A better fix is to call “getent passwd” with no user controlled arguments and then parse the resulting list. This gets rid of the input sanitization problem entirely.

tryauuum 10 hours ago [-]
that's stupid. getent passwd will fetch the user list from the network depending on setup. Have fun fetching 40000 records from the network every call
cyberax 15 hours ago [-]
Are there any actual systems that can run Tailscale and that have faulty getent?
raggi 4 hours ago [-]
Yes
cyberax 4 hours ago [-]
Which ones? Alpine supports it.
sedatk 19 hours ago [-]
Their fix just future-proofs it in case the same bug gets reintroduced.
turbert 17 hours ago [-]
A correct implementation would be to just call glibc directly, this seems like a hasty fix to get the patch out the door. The history of vulns from bad shell escaping is as old as bash, whenever possible you probably shouldn't be mixing code and data, especially in a security critical application like this.
raggi 16 hours ago [-]
The fact that there is no portable way to link the relevant functions that works reliably across all distributions of Linux is a failure of POSIX and GNU, and unfortunately is largely the Linux distribution story in a nutshell.

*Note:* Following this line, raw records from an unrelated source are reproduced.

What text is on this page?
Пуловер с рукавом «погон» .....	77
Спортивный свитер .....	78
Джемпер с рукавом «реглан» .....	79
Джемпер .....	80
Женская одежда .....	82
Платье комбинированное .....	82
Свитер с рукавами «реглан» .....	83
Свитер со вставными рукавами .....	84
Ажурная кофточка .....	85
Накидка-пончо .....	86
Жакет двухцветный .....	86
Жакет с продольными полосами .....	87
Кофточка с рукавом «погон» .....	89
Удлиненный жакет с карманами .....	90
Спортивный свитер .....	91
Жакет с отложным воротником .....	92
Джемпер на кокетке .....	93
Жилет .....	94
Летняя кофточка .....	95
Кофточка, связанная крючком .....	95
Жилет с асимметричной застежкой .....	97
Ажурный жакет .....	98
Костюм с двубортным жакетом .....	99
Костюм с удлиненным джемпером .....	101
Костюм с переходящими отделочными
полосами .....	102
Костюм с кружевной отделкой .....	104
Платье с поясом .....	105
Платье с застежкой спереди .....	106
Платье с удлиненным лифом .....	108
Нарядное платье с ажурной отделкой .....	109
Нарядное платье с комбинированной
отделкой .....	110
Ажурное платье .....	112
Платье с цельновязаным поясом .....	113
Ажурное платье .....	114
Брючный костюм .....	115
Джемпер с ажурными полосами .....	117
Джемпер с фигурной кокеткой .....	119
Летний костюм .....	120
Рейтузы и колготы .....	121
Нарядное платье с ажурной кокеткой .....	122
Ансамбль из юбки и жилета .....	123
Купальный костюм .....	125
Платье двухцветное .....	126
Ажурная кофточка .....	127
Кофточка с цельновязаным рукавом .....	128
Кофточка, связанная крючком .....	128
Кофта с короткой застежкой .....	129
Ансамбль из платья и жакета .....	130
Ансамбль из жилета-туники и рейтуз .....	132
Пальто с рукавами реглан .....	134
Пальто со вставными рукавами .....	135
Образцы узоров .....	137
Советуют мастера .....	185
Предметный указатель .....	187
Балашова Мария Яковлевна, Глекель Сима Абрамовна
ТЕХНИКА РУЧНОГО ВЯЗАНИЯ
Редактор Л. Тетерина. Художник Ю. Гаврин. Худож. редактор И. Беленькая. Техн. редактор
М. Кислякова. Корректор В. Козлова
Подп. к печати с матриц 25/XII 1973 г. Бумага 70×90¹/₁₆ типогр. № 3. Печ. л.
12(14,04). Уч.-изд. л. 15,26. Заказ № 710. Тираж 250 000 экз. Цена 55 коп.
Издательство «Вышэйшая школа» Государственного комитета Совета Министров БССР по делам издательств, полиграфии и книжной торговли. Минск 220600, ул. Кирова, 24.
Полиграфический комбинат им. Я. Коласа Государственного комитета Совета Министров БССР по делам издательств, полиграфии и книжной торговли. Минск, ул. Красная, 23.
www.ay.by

Your answer is mostly correct, except that when you tug on that thread the shelf comes off the wall, the plaster comes with it, and then it cracks the water pipes on the way to the floor.

5 hours ago [-]
cyberax 18 hours ago [-]
This is just a dirty fix. It adds weird restrictions and masks issues.

Refactoring external invocations to use safe argument handling is a better way to fix it. Along with tests that exercise weird names.

raggi 16 hours ago [-]
cyberax 12 hours ago [-]
All the hallmarks of an LLM fix right there...
cyphar 5 hours ago [-]
Indeed, but they did have code to use "os/user".Lookup() in a fallback path so I wonder if the issue is that they have some NSS module for user definitions (which wouldn't work with osusergo/static or musl-linked binaries)?

If so, this is kind of an understandably ugly problem, though there is still a better option than shelling out -- systemd-userdb.

sedatk 18 hours ago [-]
I argue the opposite: there’s no better fix for this. You can write the most elegant fix, whatever it is, and prevent that from happening only on the codebase that’s fixed. That doesn’t mean that the codebase will always be the only authority on authentication.

The username policy fixes this issue for good, regardless of whatever you write in the future, or whatever new mechanism is introduced.

It’s a restriction for sure, but it’s not a nonsense restriction? Who would have a username starting with a hyphen? I didn’t even know it was possible until today.

turbert 17 hours ago [-]
> I argue the opposite: there’s no better fix for this

The better fix would be to not have the username pass through a parser looking for cli flags in the first place.

OJFord 14 hours ago [-]
How do you propose to do that when username is a possible argument?
farfatched 16 hours ago [-]
Sadly, yet another path to root via Tailscale.

If their scope grows, and they run so much as root, it won't be their last.